Local policies had played an important role in the establishment of blockchain clusters. Geographically, Beijing, Shanghai, Guangdong, and Zhejiang are the top four clusters of blockchain entrepreneurship.

●      Beijing: Beijing has placed significant emphasis on the supervision of the blockchain industry and serves as a hub for blockchain application sandboxes. For example, ChainMaker, backed by the Ministry of Industry and Information Technology of China, is a home-grown BaaS platform and consortium blockchain. Beijing's approach involves experimental blockchain application platforms spearheaded by government departments, implemented by large internet companies, and supported by numerous blockchain technology firms. These projects are significant in terms of policy orientation.

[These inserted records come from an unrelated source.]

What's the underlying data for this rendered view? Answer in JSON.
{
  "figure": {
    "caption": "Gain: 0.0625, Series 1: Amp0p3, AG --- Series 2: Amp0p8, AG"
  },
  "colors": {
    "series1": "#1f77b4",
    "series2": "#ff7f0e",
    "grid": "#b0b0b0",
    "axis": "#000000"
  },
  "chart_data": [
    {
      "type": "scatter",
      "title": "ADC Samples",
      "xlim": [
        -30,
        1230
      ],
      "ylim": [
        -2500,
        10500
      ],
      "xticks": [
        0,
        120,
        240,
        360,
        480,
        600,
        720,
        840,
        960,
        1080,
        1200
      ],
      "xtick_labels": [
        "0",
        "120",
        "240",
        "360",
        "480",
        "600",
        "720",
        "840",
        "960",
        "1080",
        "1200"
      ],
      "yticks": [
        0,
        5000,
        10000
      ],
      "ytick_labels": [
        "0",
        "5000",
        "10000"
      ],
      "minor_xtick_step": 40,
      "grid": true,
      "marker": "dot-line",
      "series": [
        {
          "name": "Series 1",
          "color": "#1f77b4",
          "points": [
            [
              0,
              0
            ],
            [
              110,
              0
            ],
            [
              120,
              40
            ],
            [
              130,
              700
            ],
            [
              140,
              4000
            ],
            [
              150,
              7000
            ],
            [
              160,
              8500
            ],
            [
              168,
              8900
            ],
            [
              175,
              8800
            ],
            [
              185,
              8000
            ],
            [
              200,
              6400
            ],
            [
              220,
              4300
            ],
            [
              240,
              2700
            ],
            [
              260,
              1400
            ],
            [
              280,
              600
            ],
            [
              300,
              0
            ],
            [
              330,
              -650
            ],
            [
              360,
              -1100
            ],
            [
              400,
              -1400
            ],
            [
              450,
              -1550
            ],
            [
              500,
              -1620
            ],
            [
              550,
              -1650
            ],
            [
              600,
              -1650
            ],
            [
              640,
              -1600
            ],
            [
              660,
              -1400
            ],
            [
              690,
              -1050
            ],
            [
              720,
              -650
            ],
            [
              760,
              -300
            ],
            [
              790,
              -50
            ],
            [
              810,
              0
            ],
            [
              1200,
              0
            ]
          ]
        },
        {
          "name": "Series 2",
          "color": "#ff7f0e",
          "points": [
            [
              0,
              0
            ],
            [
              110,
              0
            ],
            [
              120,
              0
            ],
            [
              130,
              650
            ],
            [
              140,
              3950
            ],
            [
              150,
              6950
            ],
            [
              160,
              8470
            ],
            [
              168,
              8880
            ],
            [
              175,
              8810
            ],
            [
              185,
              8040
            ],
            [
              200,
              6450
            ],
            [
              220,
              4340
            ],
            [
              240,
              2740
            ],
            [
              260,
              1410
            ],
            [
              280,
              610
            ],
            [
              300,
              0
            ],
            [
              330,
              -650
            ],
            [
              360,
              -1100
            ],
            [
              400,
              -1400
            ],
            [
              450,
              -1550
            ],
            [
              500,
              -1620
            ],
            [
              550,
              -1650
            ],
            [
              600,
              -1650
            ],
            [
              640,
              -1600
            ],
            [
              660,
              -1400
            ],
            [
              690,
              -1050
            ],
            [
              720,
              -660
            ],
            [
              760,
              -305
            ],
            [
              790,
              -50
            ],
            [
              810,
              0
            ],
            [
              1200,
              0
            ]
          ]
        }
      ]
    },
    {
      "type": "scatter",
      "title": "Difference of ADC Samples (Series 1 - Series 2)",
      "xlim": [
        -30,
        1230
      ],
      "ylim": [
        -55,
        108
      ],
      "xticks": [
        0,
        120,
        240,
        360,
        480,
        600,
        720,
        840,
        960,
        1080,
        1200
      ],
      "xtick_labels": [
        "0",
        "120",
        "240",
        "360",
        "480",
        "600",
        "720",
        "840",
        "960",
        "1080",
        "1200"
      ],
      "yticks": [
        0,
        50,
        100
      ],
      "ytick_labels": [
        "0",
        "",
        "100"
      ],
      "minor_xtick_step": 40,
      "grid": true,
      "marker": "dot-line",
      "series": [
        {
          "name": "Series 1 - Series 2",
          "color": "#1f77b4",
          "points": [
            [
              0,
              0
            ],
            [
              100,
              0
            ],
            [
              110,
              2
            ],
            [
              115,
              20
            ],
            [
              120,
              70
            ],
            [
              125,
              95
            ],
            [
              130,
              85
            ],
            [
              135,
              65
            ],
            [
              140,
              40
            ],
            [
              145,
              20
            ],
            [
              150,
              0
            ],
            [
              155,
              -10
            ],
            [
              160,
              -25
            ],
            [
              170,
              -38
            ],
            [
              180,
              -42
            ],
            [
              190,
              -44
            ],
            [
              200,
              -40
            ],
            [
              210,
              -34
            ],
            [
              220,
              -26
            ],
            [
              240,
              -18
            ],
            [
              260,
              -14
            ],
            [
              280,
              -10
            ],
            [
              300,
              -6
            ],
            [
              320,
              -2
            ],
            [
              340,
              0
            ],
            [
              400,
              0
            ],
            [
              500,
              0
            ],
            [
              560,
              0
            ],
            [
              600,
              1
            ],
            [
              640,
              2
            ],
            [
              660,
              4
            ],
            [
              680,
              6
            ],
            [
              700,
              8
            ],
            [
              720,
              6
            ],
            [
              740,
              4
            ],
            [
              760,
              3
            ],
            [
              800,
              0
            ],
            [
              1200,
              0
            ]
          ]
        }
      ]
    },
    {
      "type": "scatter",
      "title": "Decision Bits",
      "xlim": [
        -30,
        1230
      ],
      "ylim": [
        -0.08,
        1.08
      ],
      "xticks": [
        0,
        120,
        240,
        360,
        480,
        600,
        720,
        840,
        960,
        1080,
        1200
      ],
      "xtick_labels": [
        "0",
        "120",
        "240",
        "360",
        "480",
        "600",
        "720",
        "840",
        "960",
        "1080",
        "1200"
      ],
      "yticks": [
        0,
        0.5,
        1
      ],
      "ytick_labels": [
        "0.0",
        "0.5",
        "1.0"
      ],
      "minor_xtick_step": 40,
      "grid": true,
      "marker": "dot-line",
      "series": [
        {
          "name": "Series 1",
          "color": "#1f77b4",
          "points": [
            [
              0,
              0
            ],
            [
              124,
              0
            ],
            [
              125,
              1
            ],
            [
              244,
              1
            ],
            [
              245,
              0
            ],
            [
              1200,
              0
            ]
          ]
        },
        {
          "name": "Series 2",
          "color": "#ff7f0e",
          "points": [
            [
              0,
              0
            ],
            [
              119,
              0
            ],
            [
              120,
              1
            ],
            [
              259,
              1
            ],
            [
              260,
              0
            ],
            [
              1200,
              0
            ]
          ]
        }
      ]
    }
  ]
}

●      Shanghai & Hangzhou: Shanghai and Hangzhou have been leaders in blockchain acceptance, investment, and innovation. Notable blockchain firms such as Wanxiang Blockchain, Vechain, Onchain, Iris Network, Conflux, and Hyperchain were founded and supported by local governments. With rich engineering capabilities, these regions have also seen the emergence of investment institutions, exchanges, developer communities, KOLs, and various application projects. Although many projects have transitioned to distributed offices and established offshore institutions, Shanghai continues to play a crucial role in the Web3 ecosystem in mainland China.

●      Shenzhen: As China’s most innovative city, Shenzhen has consistently provided new trends and fostered the most active crypto trader community. The hot topics here are highly influential in cryptocurrency investment decisions across China. Additionally, Shenzhen is home to numerous studios specializing in conducting airdrops and engaging with "X-to-earn" projects on a large scale. These small workshops have formed a relatively mature industry within Shenzhen, dedicated to capitalizing on Web3 opportunities.

China has vibrant blockchain communities, composed of research and development personnel, app developers, research institutions, and investors. These communities engage in technical exchanges, application promotion, and cooperative relationship-building through a combination of online and offline activities. Currently, native Web3 Chinese communities are primarily active on platforms such as X(Twitter), Telegram, Discord, and GitHub, where Chinese influencers hold significant sway.

9. Media

Major cryptocurrency media outlets in China include Odaily, BlockBeats, Blockchain, and Foresight. ChainNews, a professional blockchain media platform that has ceased operations, previously played a significant role in bringing the latest trends and projects from the Western crypto world to the Chinese audience. Many influential figures in the crypto market emerged from ChainNews and continue to be active in the Chinese-speaking crypto market, effectively bridging the information gap between the Western and Eastern worlds.

In light of stringent regulatory measures, traditional professional institutional media in China are experiencing a decline. Consequently, Chinese-speaking Key Opinion Leaders (KOLs) have increasingly assumed the role of information dissemination and market influence in its place, becoming pivotal in shaping opinions and promoting new projects within the crypto community.

Disclaimer

This report has been prepared based on materials believed to be reliable. However, we do not expressly or impliedly warrant the accuracy, completeness, and suitability of the information. We disclaim any liability for any losses arising from the use of this report or its contents. The conclusions and recommendations in this report are based on information available at the time of preparation and are subject to change without notice. All projects, estimates, forecasts, objectives, opinions, and views expressed in this report are subject to change without notice and may differ from or be contrary to the opinions of others or other organizations.

This document is for informational purposes only and should not be considered legal, business, investment, or tax advice. Any references to securities or digital assets are for illustrative purposes only and do not constitute an investment recommendation or an offer to provide investment advisory services. This material is not directed at investors or potential investors.